К тому времени Роллан едва успел опубликовать одну-две статьи, да и то в швейцарских газетах. Во Франции, на фронте, мало кто их видел. До фронта доходили только отзвуки, точней, яростная ругань врагов Роллана. Но солдат все-таки почуял, что нашелся человек, который трезвыми глазами взглянул на то, что творится в мире, и ужаснулся, и призывает народы опомниться, одуматься. И, почувствовав в этом человеке своего заступника, солдат обратил к нему взор благодарности.
4
Во всей Западной Европе самые прославленные писатели долгое время оставались самыми ожесточенными сторонниками войны до победного конца: Анатоль Франс во Франции, Герберт Уэллс в Англии, Гергардт Гауптман в Германии.

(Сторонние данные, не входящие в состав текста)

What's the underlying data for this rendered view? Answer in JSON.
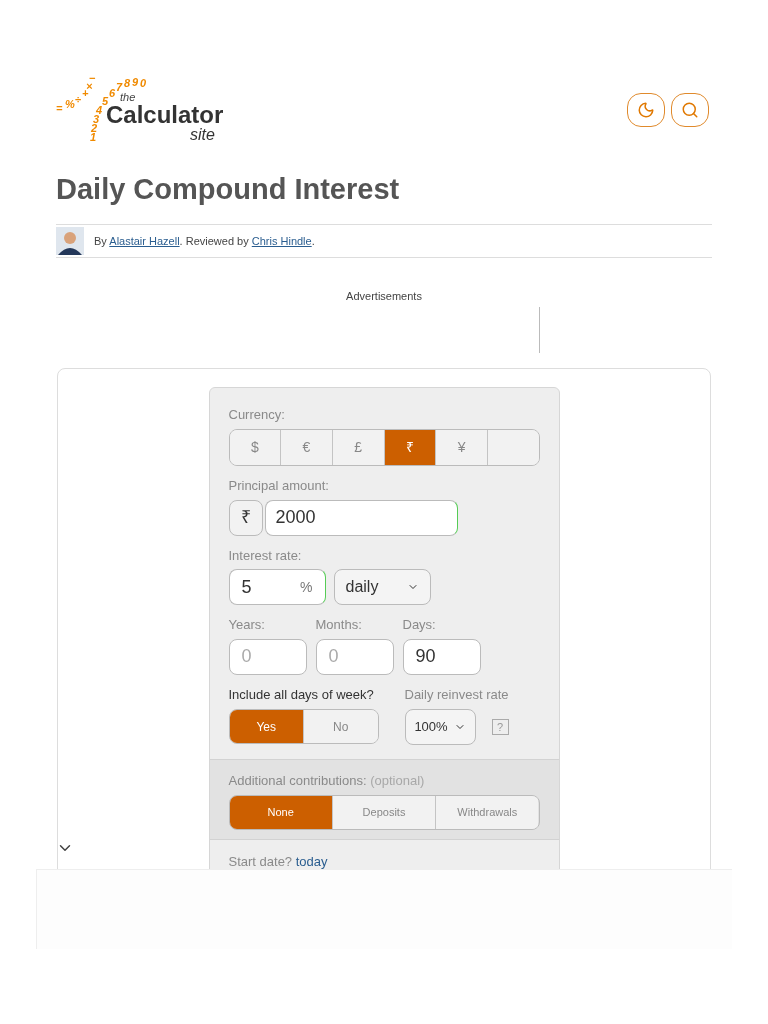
{
  "logo": {
    "digits": "1234567890",
    "symbols": "=%÷+×−",
    "the": "the",
    "name": "Calculator",
    "site": "site"
  },
  "header_buttons": [
    {
      "kind": "theme"
    },
    {
      "kind": "search"
    }
  ],
  "title": "Daily Compound Interest",
  "byline": {
    "prefix": "By ",
    "author": "Alastair Hazell",
    "middle": ". Reviewed by ",
    "reviewer": "Chris Hindle",
    "suffix": "."
  },
  "ads_label": "Advertisements",
  "calculator": {
    "currency": {
      "label": "Currency:",
      "options": [
        {
          "label": "$",
          "selected": false
        },
        {
          "label": "€",
          "selected": false
        },
        {
          "label": "£",
          "selected": false
        },
        {
          "label": "₹",
          "selected": true
        },
        {
          "label": "¥",
          "selected": false
        },
        {
          "selected": false
        }
      ]
    },
    "principal": {
      "label": "Principal amount:",
      "symbol": "₹",
      "value": "2000"
    },
    "interest": {
      "label": "Interest rate:",
      "value": "5",
      "unit": "%",
      "period": "daily"
    },
    "duration": [
      {
        "label": "Years:",
        "placeholder": "0"
      },
      {
        "label": "Months:",
        "placeholder": "0"
      },
      {
        "label": "Days:",
        "value": "90"
      }
    ],
    "all_days": {
      "label": "Include all days of week?",
      "options": [
        {
          "label": "Yes",
          "selected": true
        },
        {
          "label": "No",
          "selected": false
        }
      ]
    },
    "reinvest": {
      "label": "Daily reinvest rate",
      "value": "100%",
      "help": "?"
    },
    "contributions": {
      "label": "Additional contributions:",
      "hint": "(optional)",
      "options": [
        {
          "label": "None",
          "selected": true
        },
        {
          "label": "Deposits",
          "selected": false
        },
        {
          "label": "Withdrawals",
          "selected": false
        }
      ]
    },
    "start_date": {
      "label": "Start date?",
      "link": "today"
    }
  }
}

Прискорбный эпизод войны — разрушение Лувена — столкнул этих писателей между собою.
То, что немцы натворили в этом древнем бельгийском городе, было, конечно, актом варварства. Они разрушили даже университет, который был одним из древнейших в Европе.

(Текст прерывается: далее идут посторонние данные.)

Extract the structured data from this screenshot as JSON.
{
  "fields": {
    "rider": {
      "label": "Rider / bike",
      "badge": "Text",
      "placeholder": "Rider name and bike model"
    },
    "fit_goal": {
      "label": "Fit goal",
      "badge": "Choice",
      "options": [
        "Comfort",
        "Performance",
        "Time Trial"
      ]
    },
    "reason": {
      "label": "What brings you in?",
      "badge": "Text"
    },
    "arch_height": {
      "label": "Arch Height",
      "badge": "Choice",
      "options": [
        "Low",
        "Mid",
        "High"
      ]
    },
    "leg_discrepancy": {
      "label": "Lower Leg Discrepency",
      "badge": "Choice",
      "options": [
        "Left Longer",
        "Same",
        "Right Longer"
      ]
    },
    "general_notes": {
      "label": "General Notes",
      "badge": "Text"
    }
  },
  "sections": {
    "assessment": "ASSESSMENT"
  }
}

Роллан был потрясен. И вот в «Журналь де Женев» появляется его открытое письмо знаменитому германскому драматургу Г^ргардту Гауптману. Письмо полно негодования и заканчивается вопросом, — правда, весьма риторическим, — кем же являются немцы: «сыновьями Аттилы» или «сыновьями Гёте»?
Гауптман не задержал с ответом. На столбцах германских газет он писал Роллану:
«Если вам угодно, называйте солдат нашего великолепного ландсвера сыновьями Аттилы... Гораздо лучше, чтобы вы называли нас «сыновьями Аттилы» и оставались по ту сторону наших границ, чем чтобы вы пришли сюда и написали сентиментальную эпитафию на нашей могиле, называя нас «сыновьями Гёте».
Еще не улеглись страсти, поднятые этой полемикой, как немцы бомбардировали Реймс и разрушили знаменитый собор.
Это было еще более тяжелым ударом, чем разрушение Лувена. Собор был дорог всей Франции и как католическая святыня, и как историческая реликвия, и как одно из наиболее прекрасных чудес готической архитектуры XIII столетия.
Под впечатлением горя, — ибо для него это было горем,— Роллан излил душу в письме к своему лондонскому издателю Хейнеману. А Хейнеман не спросясь размножил письмо Роллана и послал на подпись целому ряду видных деятелей культуры, намереваясь опубликовать потом этот коллективный протест.
Нечего говорить, подписали многие. Однако произошла неожиданность. На первый взгляд она может показаться невыигрышной для Роллана: Бернард Шоу не захотел поставить своей подписи. Он ответил Хейнеману письмом, которое полно здравого и весьма едкого смысла.
«...Будь я офицером, на которого возложена оборона Реймса, — писал Шоу, — я бы установил на крыше собора наблюдательный пункт; а если бы я был противником, мне пришлось бы подвергнуть собор бомбардировке... Если эта война будет тянуться достаточно долго, в Европе не останется ни одного собора. Хороша она будет! Единственный способ спасти соборы — перестать стрелять, а не пользоваться храмами как камнями и не швырять их друг другу в голову. Я не подпишу. Ваш Б. Шоу».
Увы, во всей западноевропейской литературе оказался всего один человек, наделенный таким ясным здравым смыслом.
Положение Роллана, повторяю, внешне было невыгодным. Но только внешне. Как ни великолепна острота Бернарда Шоу, мое восхищение ею быстро уступило место сожалению: писатель так метко высказался о войне только в частном письме, не предназначавшемся для печати. На открытой арене Шоу не появлялся. Между тем его ядовитое остроумие было бы, несомненно, более понятно массам, более доходчиво, более активно, нежели трудная, возвышенная проза Роллана. Шоу мог бы многое сделать, открыто выступив против войны, включившись в борьбу, вместо того чтобы критиковать методы этой борьбы, самому оставаясь в стороне.
Мне часто приходит в голову: что подумает о полемике этих писателей наш современный читатель?
Но что думаю о ней я сам?
С тех пор прошло сорок пять лет. И вот я читаю воспоминания Роллана и эту его переписку с Гауптманом и Бернардом Шоу и вспоминаю войну, и горе разрушенных городов, и горе безутешных матерей, и горе людей, оставшихся без крова, и наше собственное горе, горе солдат, которых убивали круглые сутки... Вспоминаю, и мне становится как-то не по себе от язвительного изящества этой литературной переписки.